Maharashtra alone promises benefits to 25 million women; Odisha scheme reaches 71% women voters.
In some political circles, these schemes are derided as vote-buying freebies. It also puts pressure on states’ finances: 12 states are scheduled to spend about $18 billion on such payments this fiscal year. A a report Legislative research firm PRS notes that half of these states face revenue shortfalls — this occurs when a state borrows to pay regular expenses without creating assets.
But many say it also reflects a slow recognition of something feminist activists in India have argued for decades: the economic value of unpaid domestic and care work.
Women in India will spend nearly five hours a day on such work in 2024, more than three times as much time as men, according to the latest time use survey. This unbalanced burden helps explain India’s stubbornness Low female labor force participation. Experts say that cash transfers, at least, acknowledge the flaw.
Do they work?
The evidence is still weak but useful. A 2025 study in Maharashtra found that 30% of eligible women did not register — sometimes because of documentation problems, sometimes because of a sense of self-sufficiency. But of those who did, almost all controlled their own bank accounts.
Swastika balA 2023 survey in West Bengal found that 90% manage their accounts themselves and 86% decide how to spend the money. Most of them used it to cover food, education and medical costs. It’s hardly transformative, but regularity provides security and a feeling of strength.
More detailed work by Professor Koteswaran and colleagues shows mixed results.
In Assam, most women spent money on necessities; Many expressed their appreciation for the dignity afforded by this law, but few linked it to the recognition of unpaid work, and most still preferred paid jobs.
In Tamil Nadu, women who received the money reported peace of mind, reduced marital conflict, and newfound confidence — a rare social dividend. In Karnataka, beneficiaries reported eating better, gaining more voice in household decisions and wanting higher payments.

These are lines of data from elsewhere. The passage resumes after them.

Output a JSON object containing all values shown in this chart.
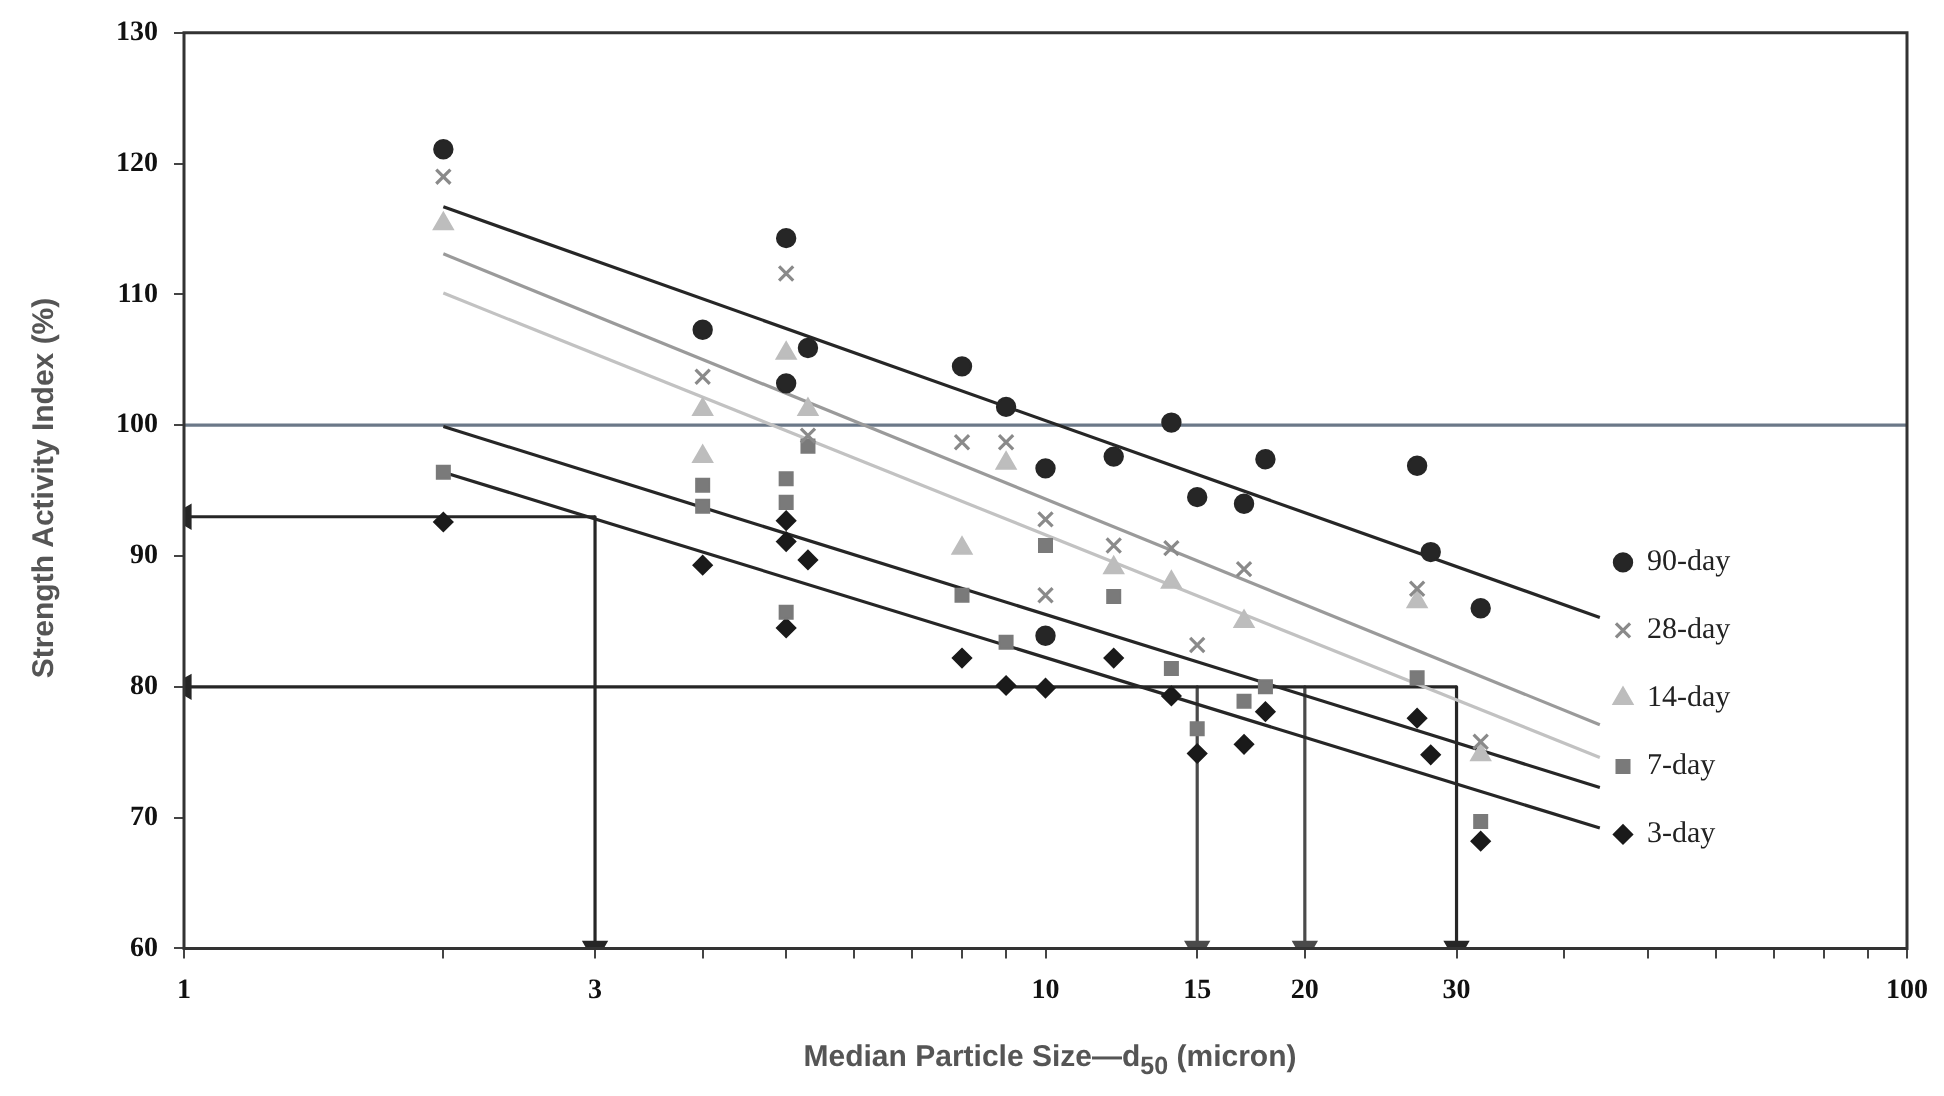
{
  "chart_data": {
    "type": "scatter",
    "xlabel": "Median Particle Size—d$_{50}$ (micron)",
    "ylabel": "Strength Activity Index (%)",
    "log": "x",
    "xlim": [
      1,
      100
    ],
    "ylim": [
      60,
      130
    ],
    "xticks": [
      1,
      {
        "value": 2,
        "label": null
      },
      3,
      {
        "value": 4,
        "label": null
      },
      {
        "value": 5,
        "label": null
      },
      {
        "value": 6,
        "label": null
      },
      {
        "value": 7,
        "label": null
      },
      {
        "value": 8,
        "label": null
      },
      {
        "value": 9,
        "label": null
      },
      10,
      15,
      20,
      30,
      {
        "value": 40,
        "label": null
      },
      {
        "value": 50,
        "label": null
      },
      {
        "value": 60,
        "label": null
      },
      {
        "value": 70,
        "label": null
      },
      {
        "value": 80,
        "label": null
      },
      {
        "value": 90,
        "label": null
      },
      100
    ],
    "yticks": [
      60,
      70,
      80,
      90,
      100,
      110,
      120,
      130
    ],
    "grid": false,
    "legend": "bottom right",
    "ref_lines": [
      {
        "axis": "y",
        "value": 100,
        "color": "#6b7888"
      }
    ],
    "series": [
      {
        "name": "90-day",
        "marker": "circle",
        "color": "#262626",
        "x": [
          2,
          4,
          5,
          5,
          5.3,
          8,
          9,
          10,
          10,
          12,
          14,
          15,
          17,
          18,
          27,
          28,
          32
        ],
        "values": [
          121.1,
          107.3,
          114.3,
          103.2,
          105.9,
          104.5,
          101.4,
          96.7,
          83.9,
          97.6,
          100.2,
          94.5,
          94.0,
          97.4,
          96.9,
          90.3,
          86.0
        ]
      },
      {
        "name": "28-day",
        "marker": "cross",
        "color": "#8a8a8a",
        "x": [
          2,
          4,
          5,
          5.3,
          8,
          9,
          10,
          10,
          12,
          14,
          15,
          17,
          27,
          32
        ],
        "values": [
          119.0,
          103.7,
          111.6,
          99.2,
          98.7,
          98.7,
          92.8,
          87.0,
          90.8,
          90.6,
          83.2,
          89.0,
          87.5,
          75.8
        ]
      },
      {
        "name": "14-day",
        "marker": "triangle",
        "color": "#bdbdbd",
        "x": [
          2,
          4,
          4,
          5,
          5.3,
          8,
          9,
          12,
          14,
          17,
          27,
          32
        ],
        "values": [
          115.4,
          101.2,
          97.6,
          105.5,
          101.2,
          90.6,
          97.1,
          89.1,
          88.0,
          85.0,
          86.5,
          74.8
        ]
      },
      {
        "name": "7-day",
        "marker": "square",
        "color": "#7a7a7a",
        "x": [
          2,
          4,
          4,
          5,
          5,
          5,
          5.3,
          8,
          9,
          10,
          12,
          14,
          15,
          17,
          18,
          27,
          32
        ],
        "values": [
          96.4,
          95.4,
          93.8,
          95.9,
          94.1,
          85.7,
          98.4,
          87.0,
          83.4,
          90.8,
          86.9,
          81.4,
          76.8,
          78.9,
          80.0,
          80.7,
          69.7
        ]
      },
      {
        "name": "3-day",
        "marker": "diamond",
        "color": "#1a1a1a",
        "x": [
          2,
          4,
          5,
          5,
          5,
          5.3,
          8,
          9,
          10,
          12,
          14,
          15,
          17,
          18,
          27,
          28,
          32
        ],
        "values": [
          92.6,
          89.3,
          92.7,
          91.1,
          84.5,
          89.7,
          82.2,
          80.1,
          79.9,
          82.2,
          79.3,
          74.9,
          75.6,
          78.1,
          77.6,
          74.8,
          68.2
        ]
      },
      {
        "type": "line",
        "marker": "none",
        "color": "#262626",
        "x": [
          2,
          44
        ],
        "values": [
          116.7,
          85.3
        ]
      },
      {
        "type": "line",
        "marker": "none",
        "color": "#9a9a9a",
        "x": [
          2,
          44
        ],
        "values": [
          113.1,
          77.1
        ]
      },
      {
        "type": "line",
        "marker": "none",
        "color": "#c2c2c2",
        "x": [
          2,
          44
        ],
        "values": [
          110.1,
          74.6
        ]
      },
      {
        "type": "line",
        "marker": "none",
        "color": "#262626",
        "x": [
          2,
          44
        ],
        "values": [
          99.9,
          72.3
        ]
      },
      {
        "type": "line",
        "marker": "none",
        "color": "#262626",
        "x": [
          2,
          44
        ],
        "values": [
          96.4,
          69.2
        ]
      },
      {
        "type": "line",
        "marker": "triangle",
        "color": "#262626",
        "x": [
          3,
          1
        ],
        "values": [
          93,
          93
        ]
      },
      {
        "type": "line",
        "marker": "triangle",
        "color": "#262626",
        "x": [
          3,
          3
        ],
        "values": [
          93,
          60
        ]
      },
      {
        "type": "line",
        "marker": "triangle",
        "color": "#262626",
        "x": [
          30,
          1
        ],
        "values": [
          80,
          80
        ]
      },
      {
        "type": "line",
        "marker": "triangle",
        "color": "#262626",
        "x": [
          30,
          30
        ],
        "values": [
          80,
          60
        ]
      },
      {
        "type": "line",
        "marker": "triangle",
        "color": "#4a4a4a",
        "x": [
          15,
          15
        ],
        "values": [
          80,
          60
        ]
      },
      {
        "type": "line",
        "marker": "triangle",
        "color": "#4a4a4a",
        "x": [
          20,
          20
        ],
        "values": [
          80,
          60
        ]
      }
    ]
  }
}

However, only a small part of the scheme was understood as compensation for unpaid care work; The letters did not travel. However, the women said the money allowed them to question politicians and manage emergency situations. From studies, the majority of women had complete control of cash.
“Evidence shows that cash transfers are extremely beneficial for women to meet their immediate needs and those of their families. It also restores dignity to women who are financially dependent on their husbands for every minor expense,” says Professor Koteswaran.
Importantly, none of the surveys found evidence that money discourages women from seeking paid work or entrenching gender roles – two big feminist concerns, according to a report by Professor Koteswaran with Jill Andrew and Madhusree Jana.
The researchers found that it did not reduce the burden of unpaid work on women. However, it does promote financial independence and modestly enhance bargaining power. They are neither a panacea nor a poison: they are useful but limited tools, and they operate in a patriarchal society where criticism alone cannot eliminate structural inequality.
Swastika balWhat’s next?
Emerging research offers clear hints.
Eligibility rules should be simplified, especially for women who do heavy, unpaid care work. Transfers must remain unconditional and independent of marital status.
But researchers say messages should emphasize women’s rights and the value of unpaid work, and financial education efforts should be deepened. Cash transfers cannot replace employment opportunities; Many women say that what they really want is work that pays and respect that lasts.
“If remittances are coupled with messages about recognizing women’s unpaid work, they have the potential to disrupt the gender division of labor when paid work opportunities become available,” says Professor Koteswaran.
India’s quiet cash transfer revolution is only in its infancy. But it does show that small, regular payments – paid directly to women – can shift power in subtle and important ways.
Whether this becomes a path to empowerment or simply a new form of political patronage will depend on what India chooses to build around money.